AZPOP Q3 2025: Issue Tracker — Healthcare Rises, Immigration Falls, Water Holds Steady

AZPOP Q3 2025: Issue Tracker — Healthcare Rises, Immigration Falls, Water Holds Steady

Healthcare Now Second at 29%; Immigration Falls to 17% as Border Crossings Decline

PHOENIX (October 23rd, 2025) – The Q3 2025 AZPOP Issue Tracker from OH Predictive Insights documents a significant shift in Arizona voters' policy priorities: healthcare costs have risen to become voters' second most pressing concern at 29%, while immigration has fallen to 17% — a sharp decline from 28% a year ago — as the dramatic reduction in border crossings under the Trump administration removes it as an active crisis issue.

Arizona Top Issues Q3 2025

The economy and cost of living maintains its first-place position at 38%, a level it has held consistently since 2021. Within the economy category, respondents increasingly mention specific cost drivers: grocery prices (mentioned by 47% of economy-focused voters), housing and rent costs (41%), healthcare and insurance premiums (38%), and utility costs (22%). The tariff-driven inflation narrative is now well-established among Arizona voters across partisan groups.

Healthcare's rise to second place is the most significant shift in the current survey cycle. The 29% figure represents an 11-point increase since Q3 2024, driven primarily by a combination of insurance premium increases, drug pricing concerns, and the rollback of Medicare negotiation provisions. Among voters aged 50–64 — a pivotal demographic in Arizona — healthcare ranks first at 41%, making it more politically salient than even the economy for this age cohort.

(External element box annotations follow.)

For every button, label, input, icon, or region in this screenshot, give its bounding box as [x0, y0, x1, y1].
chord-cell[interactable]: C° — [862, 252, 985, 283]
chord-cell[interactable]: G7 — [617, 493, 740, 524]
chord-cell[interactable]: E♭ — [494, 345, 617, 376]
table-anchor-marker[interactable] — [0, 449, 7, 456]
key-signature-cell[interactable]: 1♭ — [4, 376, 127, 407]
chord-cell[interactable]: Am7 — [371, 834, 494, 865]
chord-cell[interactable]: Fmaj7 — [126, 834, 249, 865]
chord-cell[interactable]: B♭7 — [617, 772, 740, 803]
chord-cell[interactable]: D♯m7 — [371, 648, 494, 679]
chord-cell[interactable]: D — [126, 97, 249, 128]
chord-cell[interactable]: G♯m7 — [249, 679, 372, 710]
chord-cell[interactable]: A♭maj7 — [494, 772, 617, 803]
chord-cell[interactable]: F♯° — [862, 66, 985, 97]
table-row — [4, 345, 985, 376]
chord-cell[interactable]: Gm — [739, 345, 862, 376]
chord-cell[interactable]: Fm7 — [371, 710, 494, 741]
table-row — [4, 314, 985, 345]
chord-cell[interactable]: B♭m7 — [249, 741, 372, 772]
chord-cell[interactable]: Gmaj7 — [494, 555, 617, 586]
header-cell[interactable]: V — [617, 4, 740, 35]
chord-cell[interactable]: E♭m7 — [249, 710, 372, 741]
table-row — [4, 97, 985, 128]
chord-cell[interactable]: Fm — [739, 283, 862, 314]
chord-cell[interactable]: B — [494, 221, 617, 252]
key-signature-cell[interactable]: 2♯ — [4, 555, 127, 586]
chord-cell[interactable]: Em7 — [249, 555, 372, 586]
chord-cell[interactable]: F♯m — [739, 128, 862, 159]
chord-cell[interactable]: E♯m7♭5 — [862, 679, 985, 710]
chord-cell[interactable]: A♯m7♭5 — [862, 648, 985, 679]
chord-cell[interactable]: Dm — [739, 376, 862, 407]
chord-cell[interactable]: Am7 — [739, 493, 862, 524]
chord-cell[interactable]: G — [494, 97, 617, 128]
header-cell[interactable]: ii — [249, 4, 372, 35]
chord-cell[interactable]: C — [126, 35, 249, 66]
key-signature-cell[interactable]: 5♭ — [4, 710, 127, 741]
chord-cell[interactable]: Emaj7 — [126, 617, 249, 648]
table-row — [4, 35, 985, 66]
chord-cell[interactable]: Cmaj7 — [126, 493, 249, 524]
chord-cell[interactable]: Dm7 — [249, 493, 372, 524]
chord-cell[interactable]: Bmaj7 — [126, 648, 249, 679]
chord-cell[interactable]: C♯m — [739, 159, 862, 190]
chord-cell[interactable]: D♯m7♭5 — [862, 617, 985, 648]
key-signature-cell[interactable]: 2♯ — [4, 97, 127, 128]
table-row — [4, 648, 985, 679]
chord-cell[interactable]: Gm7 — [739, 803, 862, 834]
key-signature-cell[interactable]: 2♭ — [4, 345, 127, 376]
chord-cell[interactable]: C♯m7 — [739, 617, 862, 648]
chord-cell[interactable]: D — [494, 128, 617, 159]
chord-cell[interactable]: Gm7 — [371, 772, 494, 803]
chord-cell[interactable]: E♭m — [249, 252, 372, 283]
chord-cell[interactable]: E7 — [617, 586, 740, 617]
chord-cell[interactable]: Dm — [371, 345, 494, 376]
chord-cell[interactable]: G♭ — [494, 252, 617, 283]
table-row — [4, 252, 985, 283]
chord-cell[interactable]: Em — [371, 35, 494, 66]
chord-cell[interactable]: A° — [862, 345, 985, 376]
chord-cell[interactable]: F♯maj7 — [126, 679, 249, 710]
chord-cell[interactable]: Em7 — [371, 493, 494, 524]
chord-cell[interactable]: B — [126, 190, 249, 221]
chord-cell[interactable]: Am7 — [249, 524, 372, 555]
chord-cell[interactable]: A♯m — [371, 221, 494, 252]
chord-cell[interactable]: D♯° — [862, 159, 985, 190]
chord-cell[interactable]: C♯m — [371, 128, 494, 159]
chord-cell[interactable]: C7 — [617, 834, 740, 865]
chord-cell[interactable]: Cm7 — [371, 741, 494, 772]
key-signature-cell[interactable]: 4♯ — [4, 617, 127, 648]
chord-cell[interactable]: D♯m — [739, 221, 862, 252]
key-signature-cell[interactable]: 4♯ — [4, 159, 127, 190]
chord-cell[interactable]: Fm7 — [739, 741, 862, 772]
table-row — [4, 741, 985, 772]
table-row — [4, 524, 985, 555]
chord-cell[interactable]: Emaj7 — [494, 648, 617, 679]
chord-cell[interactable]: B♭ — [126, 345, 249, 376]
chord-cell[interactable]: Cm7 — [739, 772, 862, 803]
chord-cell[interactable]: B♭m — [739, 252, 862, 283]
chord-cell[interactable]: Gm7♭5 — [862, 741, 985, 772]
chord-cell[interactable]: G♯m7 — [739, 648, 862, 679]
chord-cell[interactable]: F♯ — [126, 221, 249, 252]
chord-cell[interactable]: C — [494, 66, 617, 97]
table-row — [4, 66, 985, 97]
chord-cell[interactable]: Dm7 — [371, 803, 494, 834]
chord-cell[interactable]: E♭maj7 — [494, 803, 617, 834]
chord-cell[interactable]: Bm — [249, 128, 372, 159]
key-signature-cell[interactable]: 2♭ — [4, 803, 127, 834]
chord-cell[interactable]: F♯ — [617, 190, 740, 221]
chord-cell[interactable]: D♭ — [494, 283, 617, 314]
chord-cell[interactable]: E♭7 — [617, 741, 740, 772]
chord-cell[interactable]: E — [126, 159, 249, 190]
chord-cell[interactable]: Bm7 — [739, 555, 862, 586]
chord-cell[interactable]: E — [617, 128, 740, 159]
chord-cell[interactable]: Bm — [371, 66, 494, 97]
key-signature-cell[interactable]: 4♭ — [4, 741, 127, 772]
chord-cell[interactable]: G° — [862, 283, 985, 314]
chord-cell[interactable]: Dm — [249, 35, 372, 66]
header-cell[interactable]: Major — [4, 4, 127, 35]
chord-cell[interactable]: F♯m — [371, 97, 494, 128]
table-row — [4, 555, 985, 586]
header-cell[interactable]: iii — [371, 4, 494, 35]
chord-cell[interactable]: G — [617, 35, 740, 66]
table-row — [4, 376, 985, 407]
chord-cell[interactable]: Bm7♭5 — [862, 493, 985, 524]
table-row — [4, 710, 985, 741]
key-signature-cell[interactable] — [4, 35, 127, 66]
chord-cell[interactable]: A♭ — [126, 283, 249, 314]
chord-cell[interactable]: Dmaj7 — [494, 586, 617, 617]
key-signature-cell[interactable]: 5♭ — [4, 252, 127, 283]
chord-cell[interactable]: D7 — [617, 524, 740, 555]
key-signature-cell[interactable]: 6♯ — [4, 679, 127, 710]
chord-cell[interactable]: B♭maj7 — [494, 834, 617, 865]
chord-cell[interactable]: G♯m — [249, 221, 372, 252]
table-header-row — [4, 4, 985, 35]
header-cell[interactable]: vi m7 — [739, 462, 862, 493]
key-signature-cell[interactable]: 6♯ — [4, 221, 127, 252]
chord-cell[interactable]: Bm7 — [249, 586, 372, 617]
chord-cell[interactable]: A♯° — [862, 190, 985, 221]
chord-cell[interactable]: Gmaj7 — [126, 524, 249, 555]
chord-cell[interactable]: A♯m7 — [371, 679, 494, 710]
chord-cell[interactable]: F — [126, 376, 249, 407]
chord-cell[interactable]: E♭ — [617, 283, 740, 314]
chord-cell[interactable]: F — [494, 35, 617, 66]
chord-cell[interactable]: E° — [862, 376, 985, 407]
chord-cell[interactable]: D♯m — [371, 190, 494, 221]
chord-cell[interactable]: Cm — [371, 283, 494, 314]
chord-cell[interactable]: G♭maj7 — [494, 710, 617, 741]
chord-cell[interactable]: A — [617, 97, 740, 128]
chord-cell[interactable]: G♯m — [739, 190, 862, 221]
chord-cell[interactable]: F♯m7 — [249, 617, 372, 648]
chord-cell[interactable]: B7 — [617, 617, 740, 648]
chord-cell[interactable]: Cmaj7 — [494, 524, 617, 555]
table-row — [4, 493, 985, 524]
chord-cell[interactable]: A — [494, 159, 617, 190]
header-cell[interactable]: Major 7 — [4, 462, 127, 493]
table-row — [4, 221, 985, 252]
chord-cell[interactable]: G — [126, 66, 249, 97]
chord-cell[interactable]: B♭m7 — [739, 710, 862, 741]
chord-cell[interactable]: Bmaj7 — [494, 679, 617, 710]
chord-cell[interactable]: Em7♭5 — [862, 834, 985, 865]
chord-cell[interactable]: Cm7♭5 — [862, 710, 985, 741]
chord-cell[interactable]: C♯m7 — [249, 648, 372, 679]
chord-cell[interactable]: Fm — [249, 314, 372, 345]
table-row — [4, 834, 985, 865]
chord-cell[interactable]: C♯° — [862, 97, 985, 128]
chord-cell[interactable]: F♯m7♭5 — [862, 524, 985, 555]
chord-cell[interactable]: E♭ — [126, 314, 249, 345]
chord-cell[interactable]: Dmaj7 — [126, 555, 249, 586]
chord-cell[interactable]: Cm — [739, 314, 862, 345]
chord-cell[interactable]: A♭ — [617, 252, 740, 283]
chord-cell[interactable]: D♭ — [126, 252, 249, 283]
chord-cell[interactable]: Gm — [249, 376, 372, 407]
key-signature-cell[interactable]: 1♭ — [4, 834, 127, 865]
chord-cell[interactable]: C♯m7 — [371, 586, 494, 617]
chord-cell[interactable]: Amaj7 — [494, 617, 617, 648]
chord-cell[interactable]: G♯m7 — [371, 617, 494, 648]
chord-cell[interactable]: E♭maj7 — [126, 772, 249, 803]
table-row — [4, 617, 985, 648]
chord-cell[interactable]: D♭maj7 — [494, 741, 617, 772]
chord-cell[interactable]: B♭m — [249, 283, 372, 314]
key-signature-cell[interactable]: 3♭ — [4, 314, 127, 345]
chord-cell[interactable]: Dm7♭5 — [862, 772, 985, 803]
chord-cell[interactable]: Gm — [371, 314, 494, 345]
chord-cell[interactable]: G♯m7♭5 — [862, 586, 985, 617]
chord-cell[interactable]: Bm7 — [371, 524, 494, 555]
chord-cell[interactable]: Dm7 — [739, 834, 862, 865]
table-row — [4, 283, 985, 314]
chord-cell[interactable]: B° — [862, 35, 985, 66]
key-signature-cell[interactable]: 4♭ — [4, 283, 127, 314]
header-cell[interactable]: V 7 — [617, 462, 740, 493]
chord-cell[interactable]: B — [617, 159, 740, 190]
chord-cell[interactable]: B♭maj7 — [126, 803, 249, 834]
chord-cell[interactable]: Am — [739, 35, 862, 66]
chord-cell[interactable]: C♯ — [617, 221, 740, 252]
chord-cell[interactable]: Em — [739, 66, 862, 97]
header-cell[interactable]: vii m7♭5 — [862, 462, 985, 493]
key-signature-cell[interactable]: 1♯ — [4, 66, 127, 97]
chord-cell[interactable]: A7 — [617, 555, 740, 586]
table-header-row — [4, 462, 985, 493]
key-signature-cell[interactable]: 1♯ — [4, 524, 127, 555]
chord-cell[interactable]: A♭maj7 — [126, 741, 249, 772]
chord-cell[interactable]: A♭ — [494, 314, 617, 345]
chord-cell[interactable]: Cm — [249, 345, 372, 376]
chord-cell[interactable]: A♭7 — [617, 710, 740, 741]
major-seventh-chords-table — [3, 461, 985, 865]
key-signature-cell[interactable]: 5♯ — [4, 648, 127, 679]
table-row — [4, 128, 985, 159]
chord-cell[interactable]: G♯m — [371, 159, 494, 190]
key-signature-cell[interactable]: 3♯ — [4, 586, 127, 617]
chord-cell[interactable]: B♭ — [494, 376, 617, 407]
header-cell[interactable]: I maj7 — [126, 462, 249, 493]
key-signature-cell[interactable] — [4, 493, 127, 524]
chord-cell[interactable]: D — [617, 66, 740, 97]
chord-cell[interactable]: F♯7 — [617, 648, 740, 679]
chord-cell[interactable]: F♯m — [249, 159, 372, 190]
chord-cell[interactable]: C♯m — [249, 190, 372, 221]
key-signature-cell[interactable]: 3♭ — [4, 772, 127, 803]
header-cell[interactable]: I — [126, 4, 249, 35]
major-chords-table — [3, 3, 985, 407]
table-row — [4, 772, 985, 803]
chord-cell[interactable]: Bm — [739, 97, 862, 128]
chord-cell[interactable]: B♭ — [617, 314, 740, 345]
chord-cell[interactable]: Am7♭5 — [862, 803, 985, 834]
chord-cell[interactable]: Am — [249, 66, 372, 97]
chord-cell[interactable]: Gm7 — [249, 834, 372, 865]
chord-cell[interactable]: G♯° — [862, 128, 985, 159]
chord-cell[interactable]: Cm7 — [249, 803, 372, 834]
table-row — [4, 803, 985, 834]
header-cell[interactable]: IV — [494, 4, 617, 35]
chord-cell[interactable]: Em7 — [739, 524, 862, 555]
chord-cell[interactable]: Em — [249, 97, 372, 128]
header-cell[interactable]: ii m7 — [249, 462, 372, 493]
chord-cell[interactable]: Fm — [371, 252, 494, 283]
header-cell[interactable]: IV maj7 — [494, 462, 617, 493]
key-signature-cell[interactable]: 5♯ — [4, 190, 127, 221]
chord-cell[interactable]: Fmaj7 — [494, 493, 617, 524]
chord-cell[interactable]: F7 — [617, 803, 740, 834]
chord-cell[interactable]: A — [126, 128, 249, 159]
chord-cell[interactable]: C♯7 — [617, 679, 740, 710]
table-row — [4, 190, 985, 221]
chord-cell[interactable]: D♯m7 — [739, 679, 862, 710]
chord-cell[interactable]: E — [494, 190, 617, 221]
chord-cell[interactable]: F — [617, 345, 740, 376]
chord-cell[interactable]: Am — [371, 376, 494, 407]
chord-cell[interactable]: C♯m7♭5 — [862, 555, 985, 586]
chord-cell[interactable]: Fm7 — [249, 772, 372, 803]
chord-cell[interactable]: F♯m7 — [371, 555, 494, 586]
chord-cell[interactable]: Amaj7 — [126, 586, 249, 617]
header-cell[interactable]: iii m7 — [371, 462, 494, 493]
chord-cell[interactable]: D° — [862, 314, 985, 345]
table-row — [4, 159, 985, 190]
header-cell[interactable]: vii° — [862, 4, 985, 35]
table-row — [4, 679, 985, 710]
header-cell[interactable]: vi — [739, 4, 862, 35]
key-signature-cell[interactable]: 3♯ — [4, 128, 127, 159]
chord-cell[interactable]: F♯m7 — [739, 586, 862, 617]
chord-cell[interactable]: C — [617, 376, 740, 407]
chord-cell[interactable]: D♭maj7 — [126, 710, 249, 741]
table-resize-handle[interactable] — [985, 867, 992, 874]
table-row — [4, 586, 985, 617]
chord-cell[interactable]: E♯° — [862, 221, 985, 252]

"Healthcare has become the dominant issue of the second half of the decade in Arizona," says OHPI Chief of Research Mike Noble. "It's the issue that's growing fastest in salience, and it hasn't yet peaked. Every month that prescription prices stay high and insurance premiums keep rising, this number gets bigger."

Issue Priority Trend 2023–2025

Immigration's decline from 28% to 17% represents a direct consequence of the Trump administration's border enforcement success. When a problem appears to be solved — even partially — voters' attention moves on to other pressing concerns. This issue priority shift has significant implications for 2026 candidates who had planned to run primarily on immigration; they now need a broader policy platform.

Water policy's stability at 22% — unchanged from Q1 — reflects its transition from an episodic crisis issue to a structural long-term concern. Unlike immigration (which has improved) or healthcare (which has worsened), water is a slow-moving crisis that voters have internalized as a persistent challenge requiring sustained attention.

Methodology: AZPOP Q3 Issue Tracker conducted October 18–20, 2025. n=600 Arizona Registered Voters. ±4.0% MOE.